This year is the twentieth anniversary of Anne Carson’s “novel in verse,” Autobiography of Red, where color is much more than a recurring visual symbol. The main character, Geryon, is identified with red, but redness also becomes embedded in questions of perception and reality: red can represent the unseen interiors of bodies (blood) and of the earth itself (lava). Consider these lines from the section “XXXI. Tango”:

Somewhere (he thought) beneath this strip of sleeping pavement
the enormous solid globe is spinning on its way—pistons thumping, lava pouring from shelf to shelf,
evidence and time lignifying into their traces. At what point does one say of a man that he has become unreal?

Here, red imagery offers both groundedness and un-groundedness, where the inescapable physicality of the planet becomes caught up with an instability of the self. The “pistons thumping, lava pouring from shelf to shelf” invokes a hidden world of red movement and turmoil even beneath that which seems still: a “strip of sleeping pavement” or a frightened young boy who is also the winged monster Geryon.

Marie NDiaye’s Self-Portrait in Green (translated from the French by Jordan Stump in 2014) and Maggie Nelson’s Bluets (2009) present two more recent examples of hybrid-genre works that employ color as a unifying device. In her own way, each writer is exploring ways of looking at the world through a “lens”—something that can allow new meanings to emerge.

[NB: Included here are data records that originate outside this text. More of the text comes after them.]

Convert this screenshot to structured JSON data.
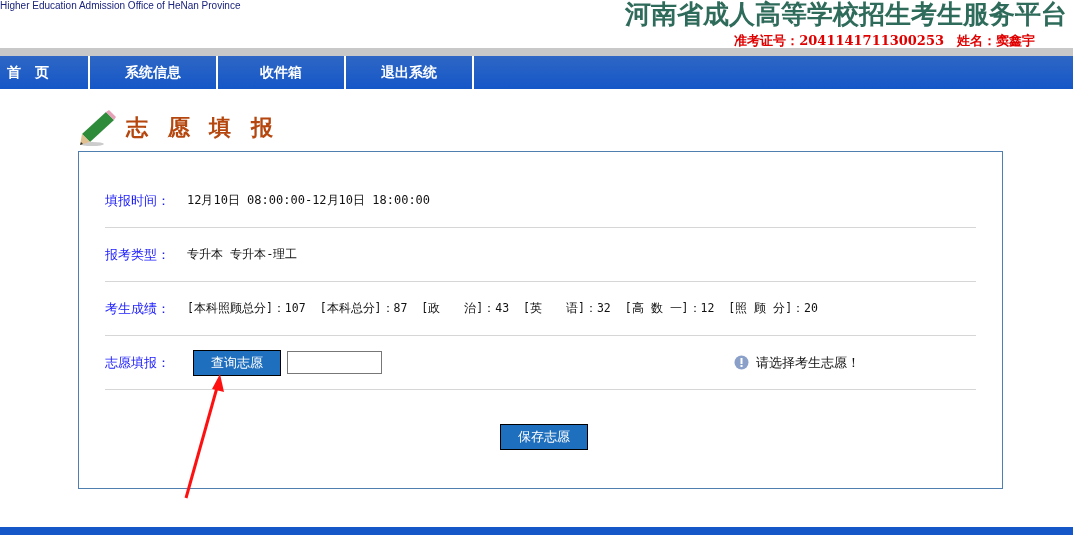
{
  "header": {
    "subtitle": "Higher Education Admission Office of HeNan Province",
    "title": "河南省成人高等学校招生考生服务平台",
    "exam_id_label": "准考证号：",
    "exam_id": "2041141711300253",
    "name_label": "姓名：",
    "name": "窦鑫宇"
  },
  "nav": [
    {
      "label": "首　页"
    },
    {
      "label": "系统信息"
    },
    {
      "label": "收件箱"
    },
    {
      "label": "退出系统"
    }
  ],
  "section_title": "志 愿 填 报",
  "rows": [
    {
      "kind": "text",
      "label": "填报时间：",
      "value": "12月10日 08:00:00-12月10日 18:00:00"
    },
    {
      "kind": "text",
      "label": "报考类型：",
      "value": "专升本 专升本-理工"
    },
    {
      "kind": "scores",
      "label": "考生成绩：",
      "scores": [
        {
          "name": "[本科照顾总分]",
          "value": "：107"
        },
        {
          "name": "[本科总分]",
          "value": "：87"
        },
        {
          "name": "[政　　治]",
          "value": "：43"
        },
        {
          "name": "[英　　语]",
          "value": "：32"
        },
        {
          "name": "[高 数 一]",
          "value": "：12"
        },
        {
          "name": "[照 顾 分]",
          "value": "：20"
        }
      ]
    },
    {
      "kind": "query",
      "label": "志愿填报：",
      "button": "查询志愿",
      "hint": "请选择考生志愿！"
    }
  ],
  "save_button": "保存志愿"
}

In the fictionalized memoir Self-Portrait in Green, NDiaye writes of a paranoid dreamscape life in which she observes various “women in green” entering her story and nearly making it their own: “I fear I’ll see myself as a senseless fool should all those women in green disappear one by one, leaving me powerless to prove their existence, my own originality.” She repeatedly questions her own perceptions of reality during these interactions, even as they occur. In one passage, she writes:

[I]n spite of this woman in green’s face so close I could hold out my fingers and touch it, something intangible, a veil, a glimmer of unreality makes me reluctant to tell her who I am. I don’t entirely believe in what she is. Not that I think for a moment she’s pretending—for one thing, the name she gave me as hers is the very one I’d been told—but I sense that she’s taken on the attributes of some other person, and doesn’t realize it herself.

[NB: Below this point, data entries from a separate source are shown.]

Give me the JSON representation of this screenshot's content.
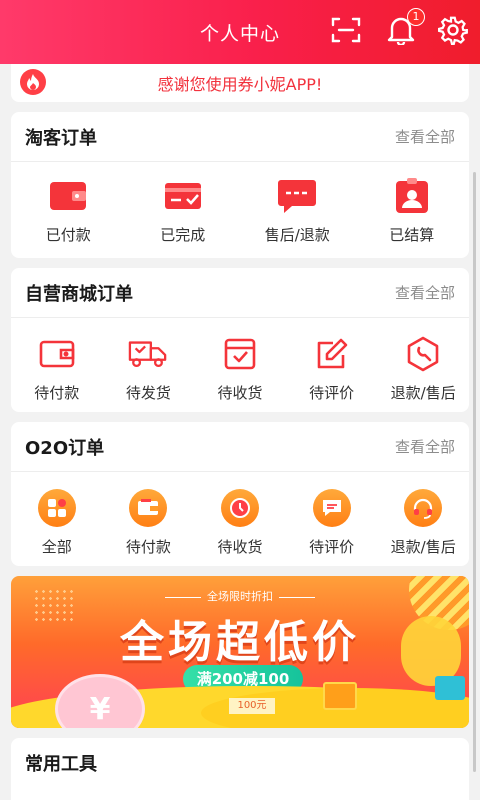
{
  "header": {
    "title": "个人中心",
    "notification_count": "1",
    "bg_color": "#f91f4a"
  },
  "notice": {
    "text": "感谢您使用券小妮APP!"
  },
  "taoke": {
    "title": "淘客订单",
    "more": "查看全部",
    "items": [
      {
        "label": "已付款",
        "icon": "wallet-icon"
      },
      {
        "label": "已完成",
        "icon": "card-check-icon"
      },
      {
        "label": "售后/退款",
        "icon": "chat-bubble-icon"
      },
      {
        "label": "已结算",
        "icon": "user-badge-icon"
      }
    ]
  },
  "mall": {
    "title": "自营商城订单",
    "more": "查看全部",
    "items": [
      {
        "label": "待付款",
        "icon": "wallet-outline-icon"
      },
      {
        "label": "待发货",
        "icon": "truck-icon"
      },
      {
        "label": "待收货",
        "icon": "box-check-icon"
      },
      {
        "label": "待评价",
        "icon": "edit-icon"
      },
      {
        "label": "退款/售后",
        "icon": "wrench-hex-icon"
      }
    ]
  },
  "o2o": {
    "title": "O2O订单",
    "more": "查看全部",
    "items": [
      {
        "label": "全部",
        "icon": "grid-icon"
      },
      {
        "label": "待付款",
        "icon": "wallet-icon"
      },
      {
        "label": "待收货",
        "icon": "clock-icon"
      },
      {
        "label": "待评价",
        "icon": "comment-icon"
      },
      {
        "label": "退款/售后",
        "icon": "headset-icon"
      }
    ]
  },
  "banner": {
    "subtitle": "全场限时折扣",
    "title": "全场超低价",
    "promo": "满200减100",
    "coupon": "100元",
    "coin": "¥"
  },
  "tools": {
    "title": "常用工具"
  }
}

Her interactions with these “women in green” throughout the book are constant acts of reevaluation, asking: How am I different from this person, and how are we the same? And how can we claim to be close to each other? NDiaye paints the women in the story (including her own first-person voice) as porous entities that take in material and, like the flooding river Garonne with which she bookends her narrative, overflow into new spaces.

Maggie Nelson is also concerned with troubling concepts of the self in a hybrid-genre framework. The interwoven meditations on light and color, depression, and blue objects come together in a way that is often more about interrogating the nature of feelings. In one passage, she writes:

88. Like many self-help books, The Deepest Blue is full of horrifyingly simplistic language and some admittedly good advice. Somehow the women in the book all learn to see: That’s my depression talking. It’s not “me.”

89. As if we could scrape the color off the iris and still see.

In Bluets, blueness is so much more than a general metaphor for depression. Early on, Nelson asks us to remember that even objects have a complex relationship with the qualities we perceive as “color”: “Think of an object’s capacity to emit, reflect, absorb, transmit, or scatter light; think of ‘the operation of light on a feather.’ Ask yourself, what is the color of a puddle?” Similarly, in the passage above, we are asked to contemplate the seemingly unstable relationship between a feeling and the self who feels it. The rare rhyme that bridges these two short sections—“me” and “see”—gestures toward more formal categories of poetry; perhaps the simplicity of the pronouncement “that’s my depression talking” is just as forced as the boundaries between genres.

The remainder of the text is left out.